- New Zealand / England
- Dates: 19 March – 7 April 2024
- Captains: Sophie Devine / Heather Knight

One Day International series
- Results: England won the 3-match series 2–1
- Most runs: Sophie Devine (100) / Amy Jones (190)
- Most wickets: Jess Kerr (7) / Nat Sciver-Brunt (5)
- Player of the series: Amy Jones (Eng)

Twenty20 International series
- Results: England won the 5-match series 4–1
- Most runs: Amelia Kerr (114) / Maia Bouchier (223)
- Most wickets: Amelia Kerr (6) / Charlie Dean (7)
- Player of the series: Maia Bouchier (Eng)

= England women's cricket team in New Zealand in 2023–24 =

International cricket tour

The England women's cricket team toured New Zealand in March and April 2024 to play three One Day International (ODI) and five Twenty20 International (T20I) matches. The ODI series formed part of the 2022–2025 ICC Women's Championship.

Along with the international fixtures, the countries' respective A teams contested three 20-over and three 50-over matches.

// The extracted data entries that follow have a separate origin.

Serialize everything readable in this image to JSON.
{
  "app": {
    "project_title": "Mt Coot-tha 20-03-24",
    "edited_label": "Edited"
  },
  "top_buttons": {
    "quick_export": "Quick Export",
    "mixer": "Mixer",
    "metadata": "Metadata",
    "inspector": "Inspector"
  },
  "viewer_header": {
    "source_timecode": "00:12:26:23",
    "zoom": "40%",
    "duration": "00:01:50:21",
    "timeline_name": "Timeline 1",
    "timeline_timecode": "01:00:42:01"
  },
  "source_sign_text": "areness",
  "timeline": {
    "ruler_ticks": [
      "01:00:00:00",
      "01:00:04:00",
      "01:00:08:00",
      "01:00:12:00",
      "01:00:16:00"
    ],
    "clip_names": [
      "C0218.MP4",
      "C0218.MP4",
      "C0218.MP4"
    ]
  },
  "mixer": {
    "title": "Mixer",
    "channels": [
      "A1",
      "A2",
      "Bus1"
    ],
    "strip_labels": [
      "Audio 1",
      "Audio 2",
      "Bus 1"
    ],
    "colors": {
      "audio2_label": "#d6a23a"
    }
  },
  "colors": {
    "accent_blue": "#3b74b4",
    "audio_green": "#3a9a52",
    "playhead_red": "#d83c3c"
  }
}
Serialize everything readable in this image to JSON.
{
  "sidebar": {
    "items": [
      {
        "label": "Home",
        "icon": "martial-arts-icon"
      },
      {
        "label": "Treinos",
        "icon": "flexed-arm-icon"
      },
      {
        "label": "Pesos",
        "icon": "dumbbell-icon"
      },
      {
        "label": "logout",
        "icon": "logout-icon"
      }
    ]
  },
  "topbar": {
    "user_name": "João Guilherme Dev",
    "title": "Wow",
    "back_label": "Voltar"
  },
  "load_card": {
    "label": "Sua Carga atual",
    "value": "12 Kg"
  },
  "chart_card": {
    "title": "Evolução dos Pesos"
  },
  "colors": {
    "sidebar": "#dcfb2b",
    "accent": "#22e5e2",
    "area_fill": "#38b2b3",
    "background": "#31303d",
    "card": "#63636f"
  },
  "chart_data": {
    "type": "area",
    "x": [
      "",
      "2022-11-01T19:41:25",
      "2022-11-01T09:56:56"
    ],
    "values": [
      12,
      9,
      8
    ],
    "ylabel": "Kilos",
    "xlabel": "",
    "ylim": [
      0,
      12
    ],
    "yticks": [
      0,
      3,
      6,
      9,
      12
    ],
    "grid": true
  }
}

England won the T20I series 4–1. England also secured the ODI series with a game to spare. The ODI series eventually finished 2–1 in favor of the tourists after a century by Sophie Devine helped New Zealand to a consolation win in third match.

==Squads==

| New Zealand |  | England |  |
|---|---|---|---|
| ODIs | T20Is | ODIs | T20Is |
| Sophie Devine (c); Suzie Bates; Bernadine Bezuidenhout (wk); Eden Carson; Izzy Gaze (wk); Maddy Green; Mikaela Greig; Brooke Halliday; Fran Jonas; Leigh Kasperek; Amelia Kerr; Jess Kerr; Rosemary Mair; Molly Penfold; Georgia Plimmer; Hannah Rowe; Lea Tahuhu; | Sophie Devine (c); Suzie Bates; Bernadine Bezuidenhout (wk); Eden Carson; Izzy Gaze (wk); Maddy Green; Mikaela Greig; Brooke Halliday; Fran Jonas; Leigh Kasperek; Amelia Kerr; Jess Kerr; Rosemary Mair; Georgia Plimmer; Hannah Rowe; Lea Tahuhu; | Heather Knight (c); Tammy Beaumont; Lauren Bell; Maia Bouchier; Alice Capsey; Kate Cross; Charlie Dean; Sophia Dunkley; Sophie Ecclestone; Lauren Filer; Sarah Glenn; Kirstie Gordon; Bess Heath (wk); Amy Jones (wk); Nat Sciver-Brunt; Danni Wyatt; | Heather Knight (c); Hollie Armitage; Tammy Beaumont; Lauren Bell; Maia Bouchier; Alice Capsey; Charlie Dean; Sophia Dunkley; Sophie Ecclestone; Lauren Filer; Danielle Gibson; Sarah Glenn; Bess Heath (wk); Amy Jones (wk); Nat Sciver-Brunt; Linsey Smith; Danni Wyatt; |

England named Hollie Armitage and Linsey Smith in their squad for the first three T20Is only, with Alice Capsey, Sophie Ecclestone, Nat Sciver-Brunt and Danni Wyatt joining the squads for the last two matches of the series after playing in the Women's Premier League in India. Sarah Glenn was ruled out of the last two T20Is and first two ODIs due to injury. Glenn was further ruled out of the entire ODI series.

New Zealand named Eden Carson in their squad for the first three T20Is and Leigh Kasperek for last two T20Is. Amelia Kerr and Sophie Devine were not available for the first T20I, with Georgia Plimmer and Mikaela Greig added to the squad. Suzie Bates was named captain for the first T20I in the absence of Devine. Devine was also ruled out of the fifth T20I due to a quad injury, with Plimmer replacing her in the squad.
Amelia Kerr captained New Zealand in the fifth T20I.

Devine was also ruled out of the first two ODIs, with Leigh Kasperek added to the squad as cover.
Amelia Kerr was named captain in Devine's absence. On 4 April 2024, Rosemary Mair was ruled out the ODI series with a back injury, with Molly Penfold replacing her in New Zealand's ODI squad. For the third ODI, Bernadine Bezuidenhout was ruled out due to an injury, with Eden Carson replaced her in the New Zealand's squad. Devine was also declared fit for the match, with Mikaela Greig added to the New Zealand's squad as cover.